Le 28 juin, Uribe a écrit sur Twitter que "cela me blesse et me mortifie [que les auteurs] aient d’abord nié qu’il s’agissait de faux positifs, d’y avoir cru, et que maintenant ils les acceptent". Il a ajouté, dans un mea culpa cryptique et fragmentaire, que "même le défunt Herbin Hoyos a défendu un cas à Dabeiba, avant mon gouvernement, et nous l'avons soutenu". Un jour plus tard, Uribe a souligné dans un autre tweet que parmi les faux positifs de Dabeiba "il y a des cas datant d'avant mon gouvernement", y compris celui de Lezcano, qui s'est produit trois mois avant qu'il n'assume la présidence.

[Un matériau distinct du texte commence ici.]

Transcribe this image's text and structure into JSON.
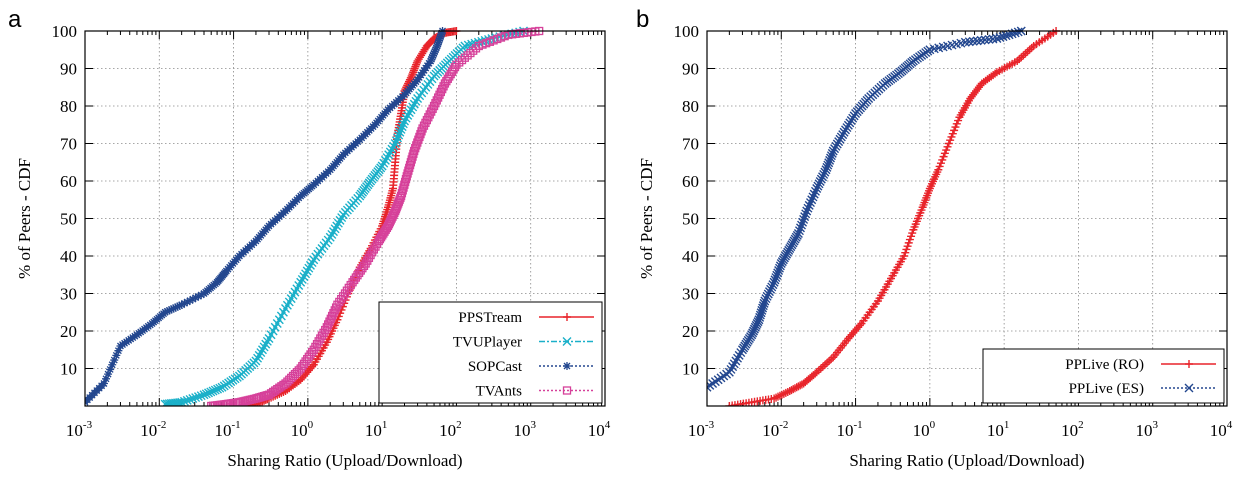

Son parti politique a adopté une position similaire, notant – en son nom personnel – que "la vie de tout Colombien nous fait mal, y compris celle d'Édison Lezcano, dont le crime a eu lieu en mai 2002, avant le gouvernement [d'Uribe]". Dans un communiqué officiel, elle a ensuite souligné que "sur les 11 victimes identifiées lors de l'audience de Dabeiba, plus de la moitié des meurtres ont eu lieu avant le gouvernement de l'ancien président Álvaro Uribe", décrivant les autres comme une "tache douloureuse" [dans l’histoire de sa présidence].

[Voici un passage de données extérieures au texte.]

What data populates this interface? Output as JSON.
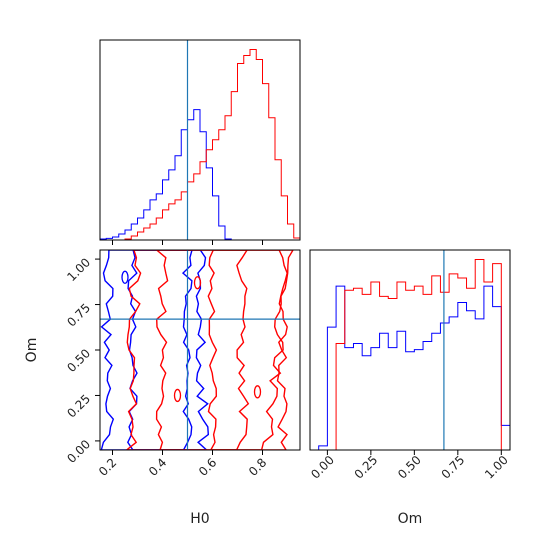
{
  "chart_data": [
    {
      "type": "histogram",
      "panel": "H0 marginal",
      "x_range": [
        0.15,
        0.95
      ],
      "x_ticks": [
        "0.2",
        "0.4",
        "0.6",
        "0.8"
      ],
      "y_ticks": [],
      "truth_line": 0.5,
      "bins": [
        0.15,
        0.175,
        0.2,
        0.225,
        0.25,
        0.275,
        0.3,
        0.325,
        0.35,
        0.375,
        0.4,
        0.425,
        0.45,
        0.475,
        0.5,
        0.525,
        0.55,
        0.575,
        0.6,
        0.625,
        0.65,
        0.675,
        0.7,
        0.725,
        0.75,
        0.775,
        0.8,
        0.825,
        0.85,
        0.875,
        0.9,
        0.925,
        0.95
      ],
      "series": [
        {
          "color": "#0000ff",
          "values": [
            0.005,
            0.008,
            0.015,
            0.03,
            0.05,
            0.08,
            0.11,
            0.15,
            0.2,
            0.23,
            0.3,
            0.35,
            0.42,
            0.55,
            0.6,
            0.65,
            0.54,
            0.36,
            0.22,
            0.07,
            0.005,
            0,
            0,
            0,
            0,
            0,
            0,
            0,
            0,
            0,
            0,
            0
          ]
        },
        {
          "color": "#ff0000",
          "values": [
            0,
            0,
            0,
            0,
            0.005,
            0.02,
            0.04,
            0.06,
            0.08,
            0.11,
            0.15,
            0.18,
            0.2,
            0.24,
            0.29,
            0.33,
            0.39,
            0.45,
            0.5,
            0.55,
            0.62,
            0.74,
            0.88,
            0.92,
            0.95,
            0.9,
            0.78,
            0.61,
            0.4,
            0.22,
            0.08,
            0.01
          ]
        }
      ]
    },
    {
      "type": "contour",
      "panel": "H0 vs Om",
      "xlabel": "H0",
      "ylabel": "Om",
      "x_range": [
        0.15,
        0.95
      ],
      "y_range": [
        -0.05,
        1.05
      ],
      "x_ticks": [
        "0.2",
        "0.4",
        "0.6",
        "0.8"
      ],
      "y_ticks": [
        "0.00",
        "0.25",
        "0.50",
        "0.75",
        "1.00"
      ],
      "truth_x": 0.5,
      "truth_y": 0.67,
      "series": [
        {
          "color": "#0000ff",
          "levels": [
            "inner",
            "outer"
          ]
        },
        {
          "color": "#ff0000",
          "levels": [
            "inner",
            "outer"
          ]
        }
      ]
    },
    {
      "type": "histogram",
      "panel": "Om marginal",
      "xlabel": "Om",
      "x_range": [
        -0.1,
        1.05
      ],
      "x_ticks": [
        "0.00",
        "0.25",
        "0.50",
        "0.75",
        "1.00"
      ],
      "y_ticks": [],
      "truth_line": 0.67,
      "bins": [
        -0.05,
        0.0,
        0.05,
        0.1,
        0.15,
        0.2,
        0.25,
        0.3,
        0.35,
        0.4,
        0.45,
        0.5,
        0.55,
        0.6,
        0.65,
        0.7,
        0.75,
        0.8,
        0.85,
        0.9,
        0.95,
        1.0,
        1.05
      ],
      "series": [
        {
          "color": "#0000ff",
          "values": [
            0.02,
            0.6,
            0.8,
            0.5,
            0.52,
            0.46,
            0.5,
            0.57,
            0.5,
            0.58,
            0.48,
            0.49,
            0.53,
            0.57,
            0.62,
            0.65,
            0.72,
            0.68,
            0.64,
            0.8,
            0.7,
            0.12
          ]
        },
        {
          "color": "#ff0000",
          "values": [
            0,
            0,
            0.52,
            0.78,
            0.79,
            0.76,
            0.82,
            0.75,
            0.74,
            0.82,
            0.78,
            0.8,
            0.76,
            0.85,
            0.77,
            0.86,
            0.84,
            0.79,
            0.93,
            0.82,
            0.91,
            0
          ]
        }
      ]
    }
  ]
}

Toutefois, ni Uribe ni son parti n'ont supprimé leurs anciens tweets sur Lezcano ou présenté des excuses à sa famille. Leurs alliés politiques ne l'ont pas fait non plus. Interrogées par Justice Info, ni Margarita Restrepo - la première à avoir diffusé la version alternative de la mort de l'agriculteur disparu de 23 ans - ni Paloma Valencia - l'une des diffuseuses les plus virulentes du faux récit - n'ont souhaité répondre à la question de savoir si elles envisageraient d'effacer ces messages en considérant les nouvelles preuves apportées. Au vu de ces rétractations timides, la désinformation ciblant la justice transitionnelle n'est pas entièrement déboulonnée, même par les aveux publics de quatre auteurs d'un meurtre.